The UC Berkeley alumni are Joseph Leo Koerner, who received his M.A. in 1984 and his Ph.D. in 1988 in the history of art and is professor of the history of art and architecture at Harvard University; Joyce Marcus, who graduated from UC Berkeley in 1969 with an A.B. in anthropology and is a professor of anthropology at the University of Michigan; and Susan Solomon, a senior scientist at the National Oceanic and Atmospheric Administration who earned her M.S. in 1979 and her Ph.D. in 1981 in chemistry from UC Berkeley.

In addition to many professors from prestigious universities around the world, other new members announced April 26 include Mark Morris, founder and director of the Mark Morris Dance Group, whose West Coast home is Cal Performances; former U.S. Vice President Albert Gore Jr.; David Remnick, editor of the New Yorker; filmmaker Martin Scorsese; Google Vice President Vinton T. Cerf; and U.S. Supreme Court Associate Justice John Paul Stevens.

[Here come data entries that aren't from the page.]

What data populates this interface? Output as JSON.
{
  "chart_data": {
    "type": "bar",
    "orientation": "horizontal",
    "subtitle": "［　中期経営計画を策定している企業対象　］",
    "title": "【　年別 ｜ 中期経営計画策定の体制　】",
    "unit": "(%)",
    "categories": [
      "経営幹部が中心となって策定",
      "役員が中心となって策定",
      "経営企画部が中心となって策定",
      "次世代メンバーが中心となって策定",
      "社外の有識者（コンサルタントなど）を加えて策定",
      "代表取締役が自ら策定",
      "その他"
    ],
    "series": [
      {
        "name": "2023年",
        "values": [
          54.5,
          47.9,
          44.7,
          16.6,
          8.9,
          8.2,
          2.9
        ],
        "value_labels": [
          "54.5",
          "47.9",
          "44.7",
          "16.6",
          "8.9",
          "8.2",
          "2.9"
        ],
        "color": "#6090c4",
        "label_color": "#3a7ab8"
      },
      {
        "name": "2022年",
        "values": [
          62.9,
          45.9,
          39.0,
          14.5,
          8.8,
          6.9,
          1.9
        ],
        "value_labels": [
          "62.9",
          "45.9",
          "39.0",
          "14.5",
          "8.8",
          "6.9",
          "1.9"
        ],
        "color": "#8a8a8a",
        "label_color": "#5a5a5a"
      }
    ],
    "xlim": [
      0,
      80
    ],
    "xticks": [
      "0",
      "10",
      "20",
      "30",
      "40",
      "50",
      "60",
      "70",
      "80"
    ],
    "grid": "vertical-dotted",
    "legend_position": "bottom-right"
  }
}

The American Philosophical Society honors and engages leading scholars, scientists and professionals through elected membership and opportunities for multidisciplinary, intellectual fellowship. It supports research, discovery and education through grants and fellowships, lectures, publications, prizes and exhibitions, and serves scholars through a research library of manuscripts and other collections internationally recognized for their enduring historic value.

Early members of the society included George Washington, John Adams, Thomas Jefferson, Thomas Paine, James Madison and John Marshall. In the 19th century, John James Audubon, Robert Fulton, Charles Darwin, Thomas Edison and Louis Pasteur became members. Albert Einstein, Robert Frost, and George Marshall were elected to the society in the 20th century.

In 1789, at Benjamin Franklin's invitation, Russian Princess Ekaterina Dashkova became the first woman elected to the society, and it was another 80 years before another woman received membership. Dashkova was the first woman in the world to head a national academy of sciences - the Imperial Academy of Sciences in Russia.